Г-н де поблагодарил жену за усердие, с каким она пресекла слухи, казавшиеся ему опасными. Действительно, всякие разговоры на эту тему прекратились, и неприятный инцидент был забыт.
Некоторое время спустя красавица испанка прибыла в Южную Америку. На пароходе она благоразумно держалась поодаль от молодых людей, обладавших искренностью, но не состоянием и готовых без остатка спалить свои сердца в пламени ее черных очей, и к концу путешествия так и не обзавелась солидным другом, способным занять в ее жизни место, прежде принадлежавшее г-ну де….. Одиночество в большом городе преисполнило ее любовным томлением; она с нежностью вспоминала о человеке, которого не любила, и по вечерам печально кидала на игорный стол полученные от него золотые луидоры. Она выиграла целое состояние и на протяжении нескольких ночей оставалась с удачей на «ты». Но вскоре у удачи начал портиться характер: теперь она улыбалась ей лишь раз в два дня, потом раз в неделю, потом и вовсе перестала улыбаться. Надеясь вернуть ее, прекрасная испанка меняла столы и казино, но луидоры закончились прежде, чем ей удалось настичь беглянку; чтобы продолжить погоню, ей пришлось продать серьги, преподнесенные г-ном де….
Бриллиантовые сердечки не больше часа озаряли своим сиянием витрину городского ювелира. Они понравились богатому европейскому дипломату, только что получившему назначение в соседнюю со своей родиной страну, — он купил их, а на следующий день сел на пароход. Это был человек, который благодаря семейным связям, уму и богатству привлекал к себе всеобщее внимание. Он с большим блеском вступил в новую должность, и на первом же обеде, данном в его честь одним из коллег, оказался за столом рядом с г-жой де….. Она пленила его красотой и умением вести беседу; он чувствовал, что взволнован, и не скрывал, что покорен ею. Но и г-жа де… не была бездушной куклой. Сознание того, что она нравится, принесло ей огромное наслаждение ей захотелось продлить его сколько возможно, и посланник с первого же вечера дал ей к этому повод, польстив ее тщеславию. Она сумела отвлечь его взор от всех остальных женщин, и вскоре любой мог убедиться: он смотрел только на нее, и все смотрели на них. Принадлежа к одному и тому же кругу, они беспрестанно встречались на обедах, балах и приемах и при каждой встрече улучали минутку, впрочем, всегда короткую, дабы не нарушать приличий, для уединенной беседы, и тогда окружающим казалось, что им нужно сказать друг другу что-то очень важное и срочное.

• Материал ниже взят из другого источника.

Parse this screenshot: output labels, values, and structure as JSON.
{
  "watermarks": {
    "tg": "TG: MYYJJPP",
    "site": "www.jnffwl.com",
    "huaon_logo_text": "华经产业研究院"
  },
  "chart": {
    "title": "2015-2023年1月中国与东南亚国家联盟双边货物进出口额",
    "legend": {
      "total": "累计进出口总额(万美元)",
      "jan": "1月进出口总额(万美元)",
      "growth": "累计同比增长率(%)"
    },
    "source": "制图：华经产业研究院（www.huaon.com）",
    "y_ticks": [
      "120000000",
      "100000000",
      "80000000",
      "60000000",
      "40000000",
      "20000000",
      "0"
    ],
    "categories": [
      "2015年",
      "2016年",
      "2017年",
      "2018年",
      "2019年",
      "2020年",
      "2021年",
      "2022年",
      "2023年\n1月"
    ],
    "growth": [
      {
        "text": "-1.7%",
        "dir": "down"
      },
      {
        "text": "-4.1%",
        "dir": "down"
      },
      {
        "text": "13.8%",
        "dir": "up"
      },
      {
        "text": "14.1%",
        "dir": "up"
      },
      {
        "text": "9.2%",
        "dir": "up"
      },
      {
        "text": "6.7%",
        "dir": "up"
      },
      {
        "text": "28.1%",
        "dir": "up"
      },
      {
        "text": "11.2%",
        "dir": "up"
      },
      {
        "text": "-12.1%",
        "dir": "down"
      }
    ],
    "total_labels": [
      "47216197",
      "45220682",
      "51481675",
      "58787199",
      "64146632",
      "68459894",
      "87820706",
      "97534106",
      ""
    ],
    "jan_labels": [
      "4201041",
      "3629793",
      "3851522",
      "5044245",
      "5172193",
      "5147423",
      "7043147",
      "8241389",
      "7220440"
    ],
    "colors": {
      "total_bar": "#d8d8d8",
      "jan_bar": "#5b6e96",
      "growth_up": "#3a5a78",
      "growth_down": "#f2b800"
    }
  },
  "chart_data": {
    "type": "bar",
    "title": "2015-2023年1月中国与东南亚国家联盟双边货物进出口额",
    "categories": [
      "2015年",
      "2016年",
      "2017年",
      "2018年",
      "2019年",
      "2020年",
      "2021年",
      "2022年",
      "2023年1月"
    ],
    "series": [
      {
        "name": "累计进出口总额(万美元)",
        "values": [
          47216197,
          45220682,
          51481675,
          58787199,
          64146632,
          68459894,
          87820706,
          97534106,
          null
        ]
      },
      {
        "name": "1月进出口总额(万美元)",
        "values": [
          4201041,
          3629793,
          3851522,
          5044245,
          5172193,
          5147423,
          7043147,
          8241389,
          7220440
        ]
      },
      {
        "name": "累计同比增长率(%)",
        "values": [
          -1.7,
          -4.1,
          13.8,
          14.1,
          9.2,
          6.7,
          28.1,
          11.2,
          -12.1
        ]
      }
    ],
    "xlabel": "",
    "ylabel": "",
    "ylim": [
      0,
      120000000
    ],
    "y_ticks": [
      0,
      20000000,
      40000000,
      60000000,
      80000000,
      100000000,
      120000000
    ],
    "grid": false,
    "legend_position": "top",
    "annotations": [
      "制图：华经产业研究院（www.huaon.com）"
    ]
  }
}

Каждое утро г-жа де… получала от посланника записку, и каждый день ближе к вечеру он являлся к ней с визитом. И хотя она придавала этим знакам внимания очень большое значение, но в течение довольно долгого времени все не решалась самой себе признаться в чувствах, которые начала к нему испытывать. Но вот однажды вечером посланник прислал записку с извинениями, что не сможет быть у нее, и она почувствовала живейшую досаду, которая помимо ее воли частично раскрыла ей глаза на себя саму. Начиная с этого дня, стоило г-жа де… ощутить слабость перед постоянством чувства, которое она сама же и внушила и в силу этого теперь, возможно, начинала разделять, как ей становилось нехорошо: она запиралась ото всех, уезжала в деревню или вместе с г-ном де… ненадолго отправлялась на солнечное побережье. Диктуемое взбалмошностью или добродетелью, ее поведение лишь усилило любовь посланника, тем более что во время своих отлучек г-жа де… писала ему письма, в которых о любви не говорилось ни слова, но которые дышали любовью. Получая эти письма с вложенными в них фиалками, цветками мимозы или песчинками с пляжа, он убеждался, что, совершая прогулки, она думает о нем, позволяя ему в каждый день разлуки незримо присутствовать рядом с ней. Г-н де… развлекался, подтрунивая над женой по поводу этой дружбы. Говоря с ней о посланнике, он называл его «ваш воздыхатель», — в ответ г-жа де… улыбалась. Твердо веря, что она не способна допустить ложный шаг, как не способна испытать страсть, он наблюдал за ее игрой, которую считал кокетством и самая жестокость которой исключала с его стороны всякую ревность. Посланник читал письма г-жи де… и после каждой строчки испускал такой глубокий вздох, что приходилось расстегивать жилет.
Летом г-н де… несколько раз приглашал посланника провести денек-другой у них в деревне. Они вместе охотились, а в дни, когда охоты не было, г-жа де… с посланником совершали верховые прогулки по прекрасным лесам.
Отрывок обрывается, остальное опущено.